Sunday, November 5, 2023

‘Pro-Palestine’ Protests Are Rampantly Antisemitic



A horde of pro-Palestinian demonstrators held a New York library under siege last week while a group of Jewish students took refuge from the mob.

The episode, which took place at Cooper Union, a science and art school in Manhattan’s East Village with less than 1,000 students, featured about 50 students who were forced to barricade themselves inside the library as pro-Palestinian protestors stormed the building.

Cooper Union sophomore Taylor Roslyn Lent was among those locked inside the library as demonstrators pounded on the doors.

“I can say that I felt unsafe and unprotected,” she told the New York Post. “I would like the university to admit what went on and not avoid the topic. I was shocked that I was experiencing this at my private university — in America — in 2023.”

The pro-Palestinian protestors reportedly carried flags and signs reading, “Zionism Hands Off Our Universities,” as they terrorized students.

The episode marks an ugly escalation of public antisemitism to sweep the globe after Hamas’s Oct. 7 terrorist attack that killed 1,400 civilians in Israel.

In Russia, pro-Palestinian rioters stormed an airport to hunt down Jewish passengers who arrived from Tel Aviv.

“Passengers were forced to take refuge in planes or hide in the airport for fear of being attacked,” The Guardian reported. “Local health authorities said that 20 people had been injured, including two who were critical.”

The pro-Palestinian rallies-turned-riots were not isolated incidents of blatant antisemitism.

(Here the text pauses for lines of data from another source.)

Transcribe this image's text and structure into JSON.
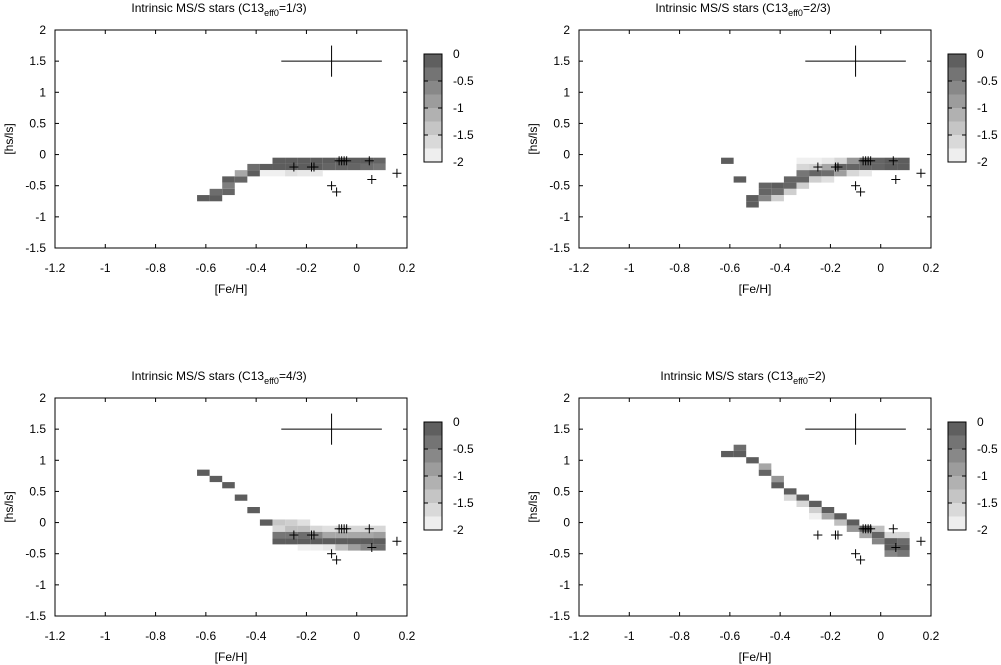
{
  "chart_data": [
    {
      "type": "heatmap",
      "title": "Intrinsic MS/S stars (C13",
      "title_sub": "eff0",
      "title_tail": "=1/3)",
      "xlabel": "[Fe/H]",
      "ylabel": "[hs/ls]",
      "xlim": [
        -1.2,
        0.2
      ],
      "ylim": [
        -1.5,
        2
      ],
      "xticks": [
        "-1.2",
        "-1",
        "-0.8",
        "-0.6",
        "-0.4",
        "-0.2",
        "0",
        "0.2"
      ],
      "yticks": [
        "-1.5",
        "-1",
        "-0.5",
        "0",
        "0.5",
        "1",
        "1.5",
        "2"
      ],
      "grid": false,
      "colorbar": {
        "range": [
          -2,
          0
        ],
        "ticks": [
          "0",
          "-0.5",
          "-1",
          "-1.5",
          "-2"
        ]
      },
      "error_bar": {
        "x": -0.1,
        "y": 1.5,
        "dx": 0.2,
        "dy": 0.25
      },
      "cells": [
        {
          "x": -0.61,
          "y": -0.7,
          "v": -0.1
        },
        {
          "x": -0.56,
          "y": -0.7,
          "v": -0.1
        },
        {
          "x": -0.56,
          "y": -0.6,
          "v": -0.3
        },
        {
          "x": -0.51,
          "y": -0.6,
          "v": -0.2
        },
        {
          "x": -0.51,
          "y": -0.5,
          "v": -0.5
        },
        {
          "x": -0.51,
          "y": -0.4,
          "v": -0.1
        },
        {
          "x": -0.46,
          "y": -0.4,
          "v": -0.2
        },
        {
          "x": -0.46,
          "y": -0.3,
          "v": -1.0
        },
        {
          "x": -0.41,
          "y": -0.3,
          "v": -0.1
        },
        {
          "x": -0.41,
          "y": -0.2,
          "v": -0.3
        },
        {
          "x": -0.36,
          "y": -0.2,
          "v": -0.1
        },
        {
          "x": -0.36,
          "y": -0.3,
          "v": -1.9
        },
        {
          "x": -0.31,
          "y": -0.1,
          "v": -0.1
        },
        {
          "x": -0.31,
          "y": -0.2,
          "v": -0.1
        },
        {
          "x": -0.31,
          "y": -0.3,
          "v": -1.9
        },
        {
          "x": -0.26,
          "y": -0.1,
          "v": -0.1
        },
        {
          "x": -0.26,
          "y": -0.2,
          "v": -0.1
        },
        {
          "x": -0.26,
          "y": -0.3,
          "v": -1.7
        },
        {
          "x": -0.21,
          "y": -0.1,
          "v": -0.1
        },
        {
          "x": -0.21,
          "y": -0.2,
          "v": -0.1
        },
        {
          "x": -0.21,
          "y": -0.3,
          "v": -1.8
        },
        {
          "x": -0.16,
          "y": -0.1,
          "v": -0.1
        },
        {
          "x": -0.16,
          "y": -0.2,
          "v": -0.1
        },
        {
          "x": -0.16,
          "y": -0.3,
          "v": -1.8
        },
        {
          "x": -0.11,
          "y": -0.1,
          "v": -0.1
        },
        {
          "x": -0.11,
          "y": -0.2,
          "v": -0.2
        },
        {
          "x": -0.06,
          "y": -0.1,
          "v": -0.1
        },
        {
          "x": -0.06,
          "y": -0.2,
          "v": -0.2
        },
        {
          "x": -0.01,
          "y": -0.1,
          "v": -0.1
        },
        {
          "x": -0.01,
          "y": -0.2,
          "v": -0.2
        },
        {
          "x": 0.04,
          "y": -0.1,
          "v": -0.1
        },
        {
          "x": 0.04,
          "y": -0.2,
          "v": -0.3
        },
        {
          "x": 0.09,
          "y": -0.1,
          "v": -0.2
        },
        {
          "x": 0.09,
          "y": -0.2,
          "v": -0.4
        }
      ],
      "points": [
        {
          "x": -0.25,
          "y": -0.2
        },
        {
          "x": -0.18,
          "y": -0.2
        },
        {
          "x": -0.17,
          "y": -0.2
        },
        {
          "x": -0.07,
          "y": -0.1
        },
        {
          "x": -0.06,
          "y": -0.1
        },
        {
          "x": -0.05,
          "y": -0.1
        },
        {
          "x": -0.04,
          "y": -0.1
        },
        {
          "x": 0.05,
          "y": -0.1
        },
        {
          "x": -0.1,
          "y": -0.5
        },
        {
          "x": -0.08,
          "y": -0.6
        },
        {
          "x": 0.06,
          "y": -0.4
        },
        {
          "x": 0.16,
          "y": -0.3
        }
      ]
    },
    {
      "type": "heatmap",
      "title": "Intrinsic MS/S stars (C13",
      "title_sub": "eff0",
      "title_tail": "=2/3)",
      "xlabel": "[Fe/H]",
      "ylabel": "[hs/ls]",
      "xlim": [
        -1.2,
        0.2
      ],
      "ylim": [
        -1.5,
        2
      ],
      "xticks": [
        "-1.2",
        "-1",
        "-0.8",
        "-0.6",
        "-0.4",
        "-0.2",
        "0",
        "0.2"
      ],
      "yticks": [
        "-1.5",
        "-1",
        "-0.5",
        "0",
        "0.5",
        "1",
        "1.5",
        "2"
      ],
      "grid": false,
      "colorbar": {
        "range": [
          -2,
          0
        ],
        "ticks": [
          "0",
          "-0.5",
          "-1",
          "-1.5",
          "-2"
        ]
      },
      "error_bar": {
        "x": -0.1,
        "y": 1.5,
        "dx": 0.2,
        "dy": 0.25
      },
      "cells": [
        {
          "x": -0.61,
          "y": -0.1,
          "v": -0.1
        },
        {
          "x": -0.56,
          "y": -0.4,
          "v": -0.1
        },
        {
          "x": -0.51,
          "y": -0.7,
          "v": -0.1
        },
        {
          "x": -0.51,
          "y": -0.8,
          "v": -0.1
        },
        {
          "x": -0.46,
          "y": -0.5,
          "v": -0.2
        },
        {
          "x": -0.46,
          "y": -0.6,
          "v": -0.2
        },
        {
          "x": -0.46,
          "y": -0.7,
          "v": -0.6
        },
        {
          "x": -0.41,
          "y": -0.5,
          "v": -0.1
        },
        {
          "x": -0.41,
          "y": -0.6,
          "v": -0.3
        },
        {
          "x": -0.41,
          "y": -0.7,
          "v": -1.5
        },
        {
          "x": -0.36,
          "y": -0.4,
          "v": -0.2
        },
        {
          "x": -0.36,
          "y": -0.5,
          "v": -0.2
        },
        {
          "x": -0.36,
          "y": -0.6,
          "v": -1.5
        },
        {
          "x": -0.31,
          "y": -0.1,
          "v": -1.9
        },
        {
          "x": -0.31,
          "y": -0.2,
          "v": -1.6
        },
        {
          "x": -0.31,
          "y": -0.3,
          "v": -0.4
        },
        {
          "x": -0.31,
          "y": -0.4,
          "v": -0.2
        },
        {
          "x": -0.31,
          "y": -0.5,
          "v": -1.5
        },
        {
          "x": -0.26,
          "y": -0.1,
          "v": -1.9
        },
        {
          "x": -0.26,
          "y": -0.2,
          "v": -1.5
        },
        {
          "x": -0.26,
          "y": -0.3,
          "v": -0.2
        },
        {
          "x": -0.26,
          "y": -0.4,
          "v": -1.5
        },
        {
          "x": -0.21,
          "y": -0.1,
          "v": -1.8
        },
        {
          "x": -0.21,
          "y": -0.2,
          "v": -1.0
        },
        {
          "x": -0.21,
          "y": -0.3,
          "v": -0.3
        },
        {
          "x": -0.21,
          "y": -0.4,
          "v": -1.7
        },
        {
          "x": -0.16,
          "y": -0.1,
          "v": -1.6
        },
        {
          "x": -0.16,
          "y": -0.2,
          "v": -0.2
        },
        {
          "x": -0.16,
          "y": -0.3,
          "v": -0.9
        },
        {
          "x": -0.11,
          "y": -0.1,
          "v": -0.8
        },
        {
          "x": -0.11,
          "y": -0.2,
          "v": -0.2
        },
        {
          "x": -0.11,
          "y": -0.3,
          "v": -1.6
        },
        {
          "x": -0.06,
          "y": -0.1,
          "v": -0.2
        },
        {
          "x": -0.06,
          "y": -0.2,
          "v": -0.2
        },
        {
          "x": -0.06,
          "y": -0.3,
          "v": -1.8
        },
        {
          "x": -0.01,
          "y": -0.1,
          "v": -0.2
        },
        {
          "x": -0.01,
          "y": -0.2,
          "v": -0.2
        },
        {
          "x": 0.04,
          "y": -0.1,
          "v": -0.1
        },
        {
          "x": 0.04,
          "y": -0.2,
          "v": -0.1
        },
        {
          "x": 0.09,
          "y": -0.1,
          "v": -0.1
        },
        {
          "x": 0.09,
          "y": -0.2,
          "v": -0.1
        }
      ],
      "points": [
        {
          "x": -0.25,
          "y": -0.2
        },
        {
          "x": -0.18,
          "y": -0.2
        },
        {
          "x": -0.17,
          "y": -0.2
        },
        {
          "x": -0.07,
          "y": -0.1
        },
        {
          "x": -0.06,
          "y": -0.1
        },
        {
          "x": -0.05,
          "y": -0.1
        },
        {
          "x": -0.04,
          "y": -0.1
        },
        {
          "x": 0.05,
          "y": -0.1
        },
        {
          "x": -0.1,
          "y": -0.5
        },
        {
          "x": -0.08,
          "y": -0.6
        },
        {
          "x": 0.06,
          "y": -0.4
        },
        {
          "x": 0.16,
          "y": -0.3
        }
      ]
    },
    {
      "type": "heatmap",
      "title": "Intrinsic MS/S stars (C13",
      "title_sub": "eff0",
      "title_tail": "=4/3)",
      "xlabel": "[Fe/H]",
      "ylabel": "[hs/ls]",
      "xlim": [
        -1.2,
        0.2
      ],
      "ylim": [
        -1.5,
        2
      ],
      "xticks": [
        "-1.2",
        "-1",
        "-0.8",
        "-0.6",
        "-0.4",
        "-0.2",
        "0",
        "0.2"
      ],
      "yticks": [
        "-1.5",
        "-1",
        "-0.5",
        "0",
        "0.5",
        "1",
        "1.5",
        "2"
      ],
      "grid": false,
      "colorbar": {
        "range": [
          -2,
          0
        ],
        "ticks": [
          "0",
          "-0.5",
          "-1",
          "-1.5",
          "-2"
        ]
      },
      "error_bar": {
        "x": -0.1,
        "y": 1.5,
        "dx": 0.2,
        "dy": 0.25
      },
      "cells": [
        {
          "x": -0.61,
          "y": 0.8,
          "v": -0.1
        },
        {
          "x": -0.56,
          "y": 0.7,
          "v": -0.1
        },
        {
          "x": -0.51,
          "y": 0.6,
          "v": -0.1
        },
        {
          "x": -0.46,
          "y": 0.4,
          "v": -0.1
        },
        {
          "x": -0.41,
          "y": 0.2,
          "v": -0.1
        },
        {
          "x": -0.36,
          "y": 0.0,
          "v": -0.1
        },
        {
          "x": -0.31,
          "y": 0.0,
          "v": -1.4
        },
        {
          "x": -0.31,
          "y": -0.1,
          "v": -1.6
        },
        {
          "x": -0.31,
          "y": -0.2,
          "v": -0.4
        },
        {
          "x": -0.31,
          "y": -0.3,
          "v": -0.1
        },
        {
          "x": -0.26,
          "y": 0.0,
          "v": -1.5
        },
        {
          "x": -0.26,
          "y": -0.1,
          "v": -1.3
        },
        {
          "x": -0.26,
          "y": -0.2,
          "v": -0.4
        },
        {
          "x": -0.26,
          "y": -0.3,
          "v": -0.1
        },
        {
          "x": -0.21,
          "y": 0.0,
          "v": -1.7
        },
        {
          "x": -0.21,
          "y": -0.1,
          "v": -1.3
        },
        {
          "x": -0.21,
          "y": -0.2,
          "v": -0.3
        },
        {
          "x": -0.21,
          "y": -0.3,
          "v": -0.1
        },
        {
          "x": -0.21,
          "y": -0.4,
          "v": -1.9
        },
        {
          "x": -0.16,
          "y": -0.1,
          "v": -1.6
        },
        {
          "x": -0.16,
          "y": -0.2,
          "v": -0.6
        },
        {
          "x": -0.16,
          "y": -0.3,
          "v": -0.1
        },
        {
          "x": -0.16,
          "y": -0.4,
          "v": -1.9
        },
        {
          "x": -0.11,
          "y": -0.1,
          "v": -1.7
        },
        {
          "x": -0.11,
          "y": -0.2,
          "v": -1.0
        },
        {
          "x": -0.11,
          "y": -0.3,
          "v": -0.1
        },
        {
          "x": -0.11,
          "y": -0.4,
          "v": -1.8
        },
        {
          "x": -0.06,
          "y": -0.1,
          "v": -1.6
        },
        {
          "x": -0.06,
          "y": -0.2,
          "v": -1.0
        },
        {
          "x": -0.06,
          "y": -0.3,
          "v": -0.1
        },
        {
          "x": -0.06,
          "y": -0.4,
          "v": -1.3
        },
        {
          "x": -0.01,
          "y": -0.1,
          "v": -1.6
        },
        {
          "x": -0.01,
          "y": -0.2,
          "v": -1.0
        },
        {
          "x": -0.01,
          "y": -0.3,
          "v": -0.1
        },
        {
          "x": -0.01,
          "y": -0.4,
          "v": -0.9
        },
        {
          "x": 0.04,
          "y": -0.1,
          "v": -1.6
        },
        {
          "x": 0.04,
          "y": -0.2,
          "v": -1.0
        },
        {
          "x": 0.04,
          "y": -0.3,
          "v": -0.1
        },
        {
          "x": 0.04,
          "y": -0.4,
          "v": -0.6
        },
        {
          "x": 0.09,
          "y": -0.1,
          "v": -1.6
        },
        {
          "x": 0.09,
          "y": -0.2,
          "v": -0.9
        },
        {
          "x": 0.09,
          "y": -0.3,
          "v": -0.1
        },
        {
          "x": 0.09,
          "y": -0.4,
          "v": -0.3
        }
      ],
      "points": [
        {
          "x": -0.25,
          "y": -0.2
        },
        {
          "x": -0.18,
          "y": -0.2
        },
        {
          "x": -0.17,
          "y": -0.2
        },
        {
          "x": -0.07,
          "y": -0.1
        },
        {
          "x": -0.06,
          "y": -0.1
        },
        {
          "x": -0.05,
          "y": -0.1
        },
        {
          "x": -0.04,
          "y": -0.1
        },
        {
          "x": 0.05,
          "y": -0.1
        },
        {
          "x": -0.1,
          "y": -0.5
        },
        {
          "x": -0.08,
          "y": -0.6
        },
        {
          "x": 0.06,
          "y": -0.4
        },
        {
          "x": 0.16,
          "y": -0.3
        }
      ]
    },
    {
      "type": "heatmap",
      "title": "Intrinsic MS/S stars (C13",
      "title_sub": "eff0",
      "title_tail": "=2)",
      "xlabel": "[Fe/H]",
      "ylabel": "[hs/ls]",
      "xlim": [
        -1.2,
        0.2
      ],
      "ylim": [
        -1.5,
        2
      ],
      "xticks": [
        "-1.2",
        "-1",
        "-0.8",
        "-0.6",
        "-0.4",
        "-0.2",
        "0",
        "0.2"
      ],
      "yticks": [
        "-1.5",
        "-1",
        "-0.5",
        "0",
        "0.5",
        "1",
        "1.5",
        "2"
      ],
      "grid": false,
      "colorbar": {
        "range": [
          -2,
          0
        ],
        "ticks": [
          "0",
          "-0.5",
          "-1",
          "-1.5",
          "-2"
        ]
      },
      "error_bar": {
        "x": -0.1,
        "y": 1.5,
        "dx": 0.2,
        "dy": 0.25
      },
      "cells": [
        {
          "x": -0.61,
          "y": 1.1,
          "v": -0.1
        },
        {
          "x": -0.56,
          "y": 1.1,
          "v": -0.1
        },
        {
          "x": -0.56,
          "y": 1.2,
          "v": -0.3
        },
        {
          "x": -0.51,
          "y": 1.0,
          "v": -0.1
        },
        {
          "x": -0.46,
          "y": 0.8,
          "v": -0.2
        },
        {
          "x": -0.46,
          "y": 0.9,
          "v": -1.0
        },
        {
          "x": -0.41,
          "y": 0.6,
          "v": -0.1
        },
        {
          "x": -0.41,
          "y": 0.7,
          "v": -0.8
        },
        {
          "x": -0.36,
          "y": 0.5,
          "v": -0.1
        },
        {
          "x": -0.36,
          "y": 0.4,
          "v": -1.6
        },
        {
          "x": -0.31,
          "y": 0.4,
          "v": -0.1
        },
        {
          "x": -0.31,
          "y": 0.3,
          "v": -1.6
        },
        {
          "x": -0.26,
          "y": 0.3,
          "v": -0.1
        },
        {
          "x": -0.26,
          "y": 0.2,
          "v": -1.5
        },
        {
          "x": -0.26,
          "y": 0.1,
          "v": -1.9
        },
        {
          "x": -0.21,
          "y": 0.2,
          "v": -0.1
        },
        {
          "x": -0.21,
          "y": 0.1,
          "v": -1.0
        },
        {
          "x": -0.16,
          "y": 0.1,
          "v": -0.1
        },
        {
          "x": -0.16,
          "y": 0.0,
          "v": -1.3
        },
        {
          "x": -0.11,
          "y": 0.0,
          "v": -0.1
        },
        {
          "x": -0.11,
          "y": -0.1,
          "v": -0.8
        },
        {
          "x": -0.06,
          "y": -0.1,
          "v": -0.1
        },
        {
          "x": -0.06,
          "y": -0.2,
          "v": -1.0
        },
        {
          "x": -0.01,
          "y": -0.1,
          "v": -1.3
        },
        {
          "x": -0.01,
          "y": -0.2,
          "v": -0.2
        },
        {
          "x": -0.01,
          "y": -0.3,
          "v": -0.6
        },
        {
          "x": 0.04,
          "y": -0.2,
          "v": -1.6
        },
        {
          "x": 0.04,
          "y": -0.3,
          "v": -0.1
        },
        {
          "x": 0.04,
          "y": -0.4,
          "v": -0.1
        },
        {
          "x": 0.04,
          "y": -0.5,
          "v": -0.6
        },
        {
          "x": 0.09,
          "y": -0.2,
          "v": -1.6
        },
        {
          "x": 0.09,
          "y": -0.3,
          "v": -0.3
        },
        {
          "x": 0.09,
          "y": -0.4,
          "v": -0.1
        },
        {
          "x": 0.09,
          "y": -0.5,
          "v": -0.4
        }
      ],
      "points": [
        {
          "x": -0.25,
          "y": -0.2
        },
        {
          "x": -0.18,
          "y": -0.2
        },
        {
          "x": -0.17,
          "y": -0.2
        },
        {
          "x": -0.07,
          "y": -0.1
        },
        {
          "x": -0.06,
          "y": -0.1
        },
        {
          "x": -0.05,
          "y": -0.1
        },
        {
          "x": -0.04,
          "y": -0.1
        },
        {
          "x": 0.05,
          "y": -0.1
        },
        {
          "x": -0.1,
          "y": -0.5
        },
        {
          "x": -0.08,
          "y": -0.6
        },
        {
          "x": 0.06,
          "y": -0.4
        },
        {
          "x": 0.16,
          "y": -0.3
        }
      ]
    }
  ]
}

On Monday, Reuters ran the headline, “Open hatred of Jews surges globally, inflamed by Gaza war.”

“In countries where figures are available from police or civil society groups, including the United States, Britain, France, Germany and South Africa, the pattern is clear: the number of antisemitic incidents has gone up since Oct. 7 by several hundred percent compared with the same period last year,” the wire reported.

In New York City, home to the largest Jewish population in America, the police department reported a 164 percent spike in anti-Jewish crime. The escalation of antisemitism has been decades in the making, fueled by college radicalism and put on full display in pro-Palestinian marches nationwide.

Beyond the outright charging at Jewish students in New York City, pro-Palestinian activists flashed Swastikas in Times Square in solidarity with Hamas terrorists who massacred Jewish civilians.

In London, pro-Palestinian activists chanted in support of Hamas.

Elliot Tebele, the founder of the viral Instagram account “f-ckjerry,” went undercover at a pro-Palestinian rally to interview protestors.

“How would you describe a Jew?” Tebele asked one demonstrator.

“They’re devils,” they said.

“So if they do take Palestine, where do the 12 million Jews go?” Tebele asked another.

“Go to hell,” they responded.

The responses characterize the level of antisemitism present at the pro-Palestinian demonstrations cloaked under the righteous banner of “liberation.” Vice News reported Wednesday that the demonstrations have now become magnets for neo-Nazi groups to “spew antisemitic and anti-immigrant conspiracy theories, launder them into the mainstream, and drive recruitment.”

Black Lives Matter (BLM) fostered antisemitism within its ranks for years and was propelled by corporate America, which spent millions to steer clear of the “racism” label. In other words, the effort to “mainstream” antisemitism came with the support of Wall Street titans and newsroom activists educated on far-left campuses.

“Sooner or later, those extremists were going to be emboldened,” wrote Federalist Senior Editor David Harsanyi Monday. “Sooner or later, they were going to be in positions of power.”